Tutto diventa superfluo, e nulla  sarebbe  indispensabile  se non il buonumore.

Quando c’è il buonumore  dentro uno spirito attivo e lungimirante, allora c’è la calma, c’è la ponderazione, c’è la capacità di tacere, o di parlare, o di correre, o di stare fermo…a seconda delle necessità.

Facciamo allora quadrare il cerchio; nel nostro quotidiano possiamo  tirare le fila mancanti e arrivare a comprendere quello che potrà accadere l’indomani.

Io domani ci sarò; e avrò tutti i  cinque sensi  impegnati nell’affrontare l’impegno del momento.

Ho atteso così tanto, mio Dio, quanto ho dovuto attendere!

Forse troppo.

L’età adulta mi ha tolto la forza indomita  della giovinezza, ma mi ha regalato le capacità di apprezzare l’attimo fuggente e di resistere sul campo.

L’imprevisto  e la resistenza  li  apprezzo a tal punto  che credo di   saperli  insegnare   al mio prossimo; cerco anche di insegnare  il coraggio, l’anticonformismo  e la pazienza.

Nel quotidiano faccio entrare  il mondo e nel mondo faccio entrare il mio quotidiano; come dire, stiamo dentro case che hanno sempre la porta aperta e nello stesso tempo  sono ben barricate a chi volesse penetrarvi solo come intruso  e nullafacente.
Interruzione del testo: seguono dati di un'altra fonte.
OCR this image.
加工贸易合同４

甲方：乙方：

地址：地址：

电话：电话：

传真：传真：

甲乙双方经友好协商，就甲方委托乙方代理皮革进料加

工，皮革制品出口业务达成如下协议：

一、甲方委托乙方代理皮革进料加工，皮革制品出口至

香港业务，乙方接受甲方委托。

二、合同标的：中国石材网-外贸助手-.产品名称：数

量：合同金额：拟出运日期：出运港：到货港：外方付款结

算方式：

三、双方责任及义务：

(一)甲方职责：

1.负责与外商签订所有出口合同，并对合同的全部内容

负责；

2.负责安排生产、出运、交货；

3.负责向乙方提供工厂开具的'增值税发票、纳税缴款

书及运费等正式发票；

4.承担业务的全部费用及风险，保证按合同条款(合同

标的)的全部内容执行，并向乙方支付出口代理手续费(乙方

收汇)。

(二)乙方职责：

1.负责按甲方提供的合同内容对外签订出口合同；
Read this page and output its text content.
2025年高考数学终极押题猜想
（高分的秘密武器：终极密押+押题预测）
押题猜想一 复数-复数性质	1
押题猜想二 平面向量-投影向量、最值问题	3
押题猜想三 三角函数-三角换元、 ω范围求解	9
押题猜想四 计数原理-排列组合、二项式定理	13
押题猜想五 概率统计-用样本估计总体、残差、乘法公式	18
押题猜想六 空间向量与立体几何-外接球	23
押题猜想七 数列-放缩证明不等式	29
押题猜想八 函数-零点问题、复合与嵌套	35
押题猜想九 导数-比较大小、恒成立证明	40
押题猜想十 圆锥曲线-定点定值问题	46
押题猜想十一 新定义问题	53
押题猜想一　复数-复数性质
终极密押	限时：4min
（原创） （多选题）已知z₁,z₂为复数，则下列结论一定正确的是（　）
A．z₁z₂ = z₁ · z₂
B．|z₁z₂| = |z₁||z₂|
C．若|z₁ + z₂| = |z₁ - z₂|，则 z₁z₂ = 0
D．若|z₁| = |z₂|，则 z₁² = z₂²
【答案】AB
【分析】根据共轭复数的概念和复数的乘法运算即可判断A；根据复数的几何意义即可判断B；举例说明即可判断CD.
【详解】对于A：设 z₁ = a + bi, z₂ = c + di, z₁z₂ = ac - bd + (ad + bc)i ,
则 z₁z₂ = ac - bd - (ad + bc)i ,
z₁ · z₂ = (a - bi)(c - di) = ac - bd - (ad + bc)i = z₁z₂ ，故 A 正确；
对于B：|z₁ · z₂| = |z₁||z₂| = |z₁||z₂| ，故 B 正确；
Io non lo so perchè  ad ognuno di noi capitino certe cose e non altre; nessuno lo può sapere, e non serve cercare delle risposte a questioni che rimarranno sempre misteriose.

So solo che gli eventi vanno controllati affinchè non siano essi a controllare noi; per dominarli non serve  trasformarsi in robot meccanici e insensibili; a volte occorre al contrario tirare fuori tutta la nostra umanità e capacità sensibile, purchè sia autentica e disinteressata.

Quando ho fallito, e mi è ovviamente capitato più di una volta, è stato sempre dovuto al fatto che mi sono fatta travolgere dagli eventi; ho giocato (ho dovuto giocare)  in quelle circostanze un ruolo costretto  e non libero e liberante.

Bene;  dalle sconfitte si può imparare molto.

E non bisogna mai  arrendersi all’ingiustizia perché  il tempo lavora a favore  degli uomini giusti.